There’s also JackP at the Pickards is the only blog­ger broadly sup­port­ive of the find­ings that seems to have thought about it in any depth. At least the only such blog­ger I’ve found at this time. There may be more found by Google soon.

* I don’t know if they’re using a strictly lin­ear scale which pro­poses there’s a fixed upper level of sat­is­fac­tion or if they’re using a Sternbach/Okuda non-linear scale where 10 is a point of infin­ite sat­is­fac­tion. Nor is it clear where Larry would sit on this scale. Mick Jagger is at zero, unless we’re being pedantic about double negatives.

3 thoughts on “…but is it the opiate of the masses?

  1. I was being slightly tongue in cheek.

    I’m a staunch agnostic myself, but I tend to feel that — at least amongst the ones I per­son­ally encounter — that athe­ists tend to be more mil­it­ant and less tol­er­ant of other beliefs than the reli­gious people I know.

    After all, if one of the reli­gions is right, then at least some people who are cur­rently “happy believ­ers” of dif­fer­ent faiths are going to have an etern­ity in hell (which I rather feel would dampen the party mood after a while).

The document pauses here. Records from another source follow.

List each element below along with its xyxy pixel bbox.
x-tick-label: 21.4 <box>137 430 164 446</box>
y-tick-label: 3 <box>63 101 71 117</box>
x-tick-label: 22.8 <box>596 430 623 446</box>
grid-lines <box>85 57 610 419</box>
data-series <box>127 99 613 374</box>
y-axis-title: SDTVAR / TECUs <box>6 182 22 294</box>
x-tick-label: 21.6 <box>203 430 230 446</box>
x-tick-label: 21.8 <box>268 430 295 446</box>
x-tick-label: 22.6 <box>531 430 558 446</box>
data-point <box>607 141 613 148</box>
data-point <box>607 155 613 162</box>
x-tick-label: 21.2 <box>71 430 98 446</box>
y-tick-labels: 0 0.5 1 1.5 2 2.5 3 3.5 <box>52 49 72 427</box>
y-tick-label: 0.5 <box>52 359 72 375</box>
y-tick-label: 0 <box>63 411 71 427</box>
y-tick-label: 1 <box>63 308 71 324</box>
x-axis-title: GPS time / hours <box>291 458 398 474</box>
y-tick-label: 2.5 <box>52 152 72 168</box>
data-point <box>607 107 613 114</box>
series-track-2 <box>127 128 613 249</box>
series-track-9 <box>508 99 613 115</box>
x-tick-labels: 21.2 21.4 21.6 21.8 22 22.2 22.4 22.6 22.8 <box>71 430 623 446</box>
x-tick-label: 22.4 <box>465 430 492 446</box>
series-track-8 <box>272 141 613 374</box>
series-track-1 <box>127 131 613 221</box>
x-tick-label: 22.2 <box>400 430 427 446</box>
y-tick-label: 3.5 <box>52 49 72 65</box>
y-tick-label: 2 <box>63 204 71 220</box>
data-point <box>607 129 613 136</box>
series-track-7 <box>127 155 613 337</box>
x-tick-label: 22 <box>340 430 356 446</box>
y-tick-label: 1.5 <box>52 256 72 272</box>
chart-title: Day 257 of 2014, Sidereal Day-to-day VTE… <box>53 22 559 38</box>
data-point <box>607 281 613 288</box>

    I also take a slightly dif­fer­ent line, because of my thanato­pho­bia (see the cat­egory on my site if you’re inter­ested), mean­ing that while I’m agnostic, I accept that I would have a hap­pier life if I did believe. So for me, cor­rect or no, belief would improve the qual­ity of my life.

    For now, I’m hav­ing to make do with stoicism :-)

  2. farang

    To put in bluntly, belief in ancient myths of super­nat­ural beings that were ori­gin­ally unex­plain­able nat­ural phe­nom­ena, like vol­canos, earth­quakes, comets, along with the unfathom­able (to the ancients) stars and plan­ets, may “make for a hap­pier life”, but then, ignor­ance IS bliss, isn’t it?